This week it’s going to be a short blog post, touching on the difference between using UNION and UNION ALL operators in SQL Server.
UNION and UNION ALL are set operators that we use to concatenate two data sets together.
To showcase their differences I created two tables, Table1 and Table2, naming was never my strong point. These tables hold random first and last names.
SELECT * FROM Table1
SELECT * FROM Table2
As you can see between the two tables, ‘Will Smith’, ‘Bobby Brown’, ‘Luffy Monkey’ and ‘Chris Rock’ exist in both tables.
Now we will see how the operators interact with those duplicated records.
SELECT * FROM Table1 UNION ALL SELECT * FROM Table2
All 12 records are returned when UNION ALL is used. Both full data sets are concatenated.
SELECT * FROM Table1 UNION SELECT * FROM Table2
When we use UNION, there are only 8 records. This is because no duplicate records are returned.
Do they matter in terms of Performance?
There is a performance difference between the operators.
Below you see the execution plans for UNION and UNION ALL respectively
The main difference between the two plans is the SORT operator in the UNION execution plan. It makes sense why this happens as SQL Server needs to remove duplicate records when the UNION operator is used.

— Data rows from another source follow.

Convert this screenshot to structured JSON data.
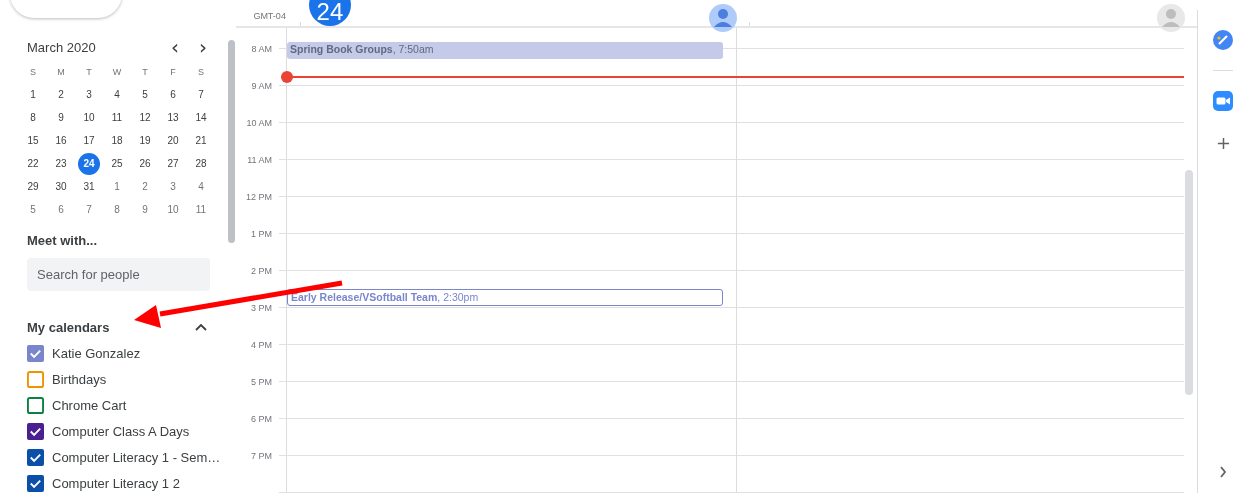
{
  "mini_calendar": {
    "title": "March 2020",
    "prev": "‹",
    "next": "›",
    "weekdays": [
      "S",
      "M",
      "T",
      "W",
      "T",
      "F",
      "S"
    ],
    "days": [
      {
        "label": "1",
        "other_month": false,
        "selected": false
      },
      {
        "label": "2",
        "other_month": false,
        "selected": false
      },
      {
        "label": "3",
        "other_month": false,
        "selected": false
      },
      {
        "label": "4",
        "other_month": false,
        "selected": false
      },
      {
        "label": "5",
        "other_month": false,
        "selected": false
      },
      {
        "label": "6",
        "other_month": false,
        "selected": false
      },
      {
        "label": "7",
        "other_month": false,
        "selected": false
      },
      {
        "label": "8",
        "other_month": false,
        "selected": false
      },
      {
        "label": "9",
        "other_month": false,
        "selected": false
      },
      {
        "label": "10",
        "other_month": false,
        "selected": false
      },
      {
        "label": "11",
        "other_month": false,
        "selected": false
      },
      {
        "label": "12",
        "other_month": false,
        "selected": false
      },
      {
        "label": "13",
        "other_month": false,
        "selected": false
      },
      {
        "label": "14",
        "other_month": false,
        "selected": false
      },
      {
        "label": "15",
        "other_month": false,
        "selected": false
      },
      {
        "label": "16",
        "other_month": false,
        "selected": false
      },
      {
        "label": "17",
        "other_month": false,
        "selected": false
      },
      {
        "label": "18",
        "other_month": false,
        "selected": false
      },
      {
        "label": "19",
        "other_month": false,
        "selected": false
      },
      {
        "label": "20",
        "other_month": false,
        "selected": false
      },
      {
        "label": "21",
        "other_month": false,
        "selected": false
      },
      {
        "label": "22",
        "other_month": false,
        "selected": false
      },
      {
        "label": "23",
        "other_month": false,
        "selected": false
      },
      {
        "label": "24",
        "other_month": false,
        "selected": true
      },
      {
        "label": "25",
        "other_month": false,
        "selected": false
      },
      {
        "label": "26",
        "other_month": false,
        "selected": false
      },
      {
        "label": "27",
        "other_month": false,
        "selected": false
      },
      {
        "label": "28",
        "other_month": false,
        "selected": false
      },
      {
        "label": "29",
        "other_month": false,
        "selected": false
      },
      {
        "label": "30",
        "other_month": false,
        "selected": false
      },
      {
        "label": "31",
        "other_month": false,
        "selected": false
      },
      {
        "label": "1",
        "other_month": true,
        "selected": false
      },
      {
        "label": "2",
        "other_month": true,
        "selected": false
      },
      {
        "label": "3",
        "other_month": true,
        "selected": false
      },
      {
        "label": "4",
        "other_month": true,
        "selected": false
      },
      {
        "label": "5",
        "other_month": true,
        "selected": false
      },
      {
        "label": "6",
        "other_month": true,
        "selected": false
      },
      {
        "label": "7",
        "other_month": true,
        "selected": false
      },
      {
        "label": "8",
        "other_month": true,
        "selected": false
      },
      {
        "label": "9",
        "other_month": true,
        "selected": false
      },
      {
        "label": "10",
        "other_month": true,
        "selected": false
      },
      {
        "label": "11",
        "other_month": true,
        "selected": false
      }
    ]
  },
  "meet_with": {
    "title": "Meet with...",
    "search": {
      "placeholder": "Search for people"
    }
  },
  "my_calendars": {
    "title": "My calendars",
    "expanded": true,
    "items": [
      {
        "label": "Katie Gonzalez",
        "checked": true,
        "color": "#7986cb"
      },
      {
        "label": "Birthdays",
        "checked": false,
        "color": "#f09300"
      },
      {
        "label": "Chrome Cart",
        "checked": false,
        "color": "#0b8043"
      },
      {
        "label": "Computer Class A Days",
        "checked": true,
        "color": "#4a1f8f"
      },
      {
        "label": "Computer Literacy 1 - Sem…",
        "checked": true,
        "color": "#0b4fa8"
      },
      {
        "label": "Computer Literacy 1 2",
        "checked": true,
        "color": "#0b4fa8"
      }
    ]
  },
  "day_view": {
    "date": "24",
    "timezone": "GMT-04",
    "hours": [
      "8 AM",
      "9 AM",
      "10 AM",
      "11 AM",
      "12 PM",
      "1 PM",
      "2 PM",
      "3 PM",
      "4 PM",
      "5 PM",
      "6 PM",
      "7 PM"
    ],
    "events": [
      {
        "text": "**Spring Book Groups**, 7:50am",
        "kind": "filled"
      },
      {
        "text": "**Early Release/VSoftball Team**, 2:30pm",
        "kind": "outlined"
      }
    ]
  }
}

This adds an additional overhead for SQL Server when executing UNION in comparison to UNION ALL.
There is also a difference when Collation comes into play
-- Query 1 UNION SELECT 'abc' UNION SELECT 'ABC' UNION SELECT 'AbC ' UNION SELECT 'abC' -- Query 2 UNION ALL SELECT 'abc' UNION ALL SELECT 'ABC' UNION ALL SELECT 'AbC ' UNION ALL SELECT 'abC'
Query 2 returns all the records as UNION ALL is used, but in query 1 only ‘abc’ is returned. This is due to the default collation of SQL Server, Latin1_General_CI_AS.
So what’s the difference between these two?
UNION ALL – Includes duplicate records
UNION – No duplicate records
UNION ALL is also better in terms of performance
Have a great week!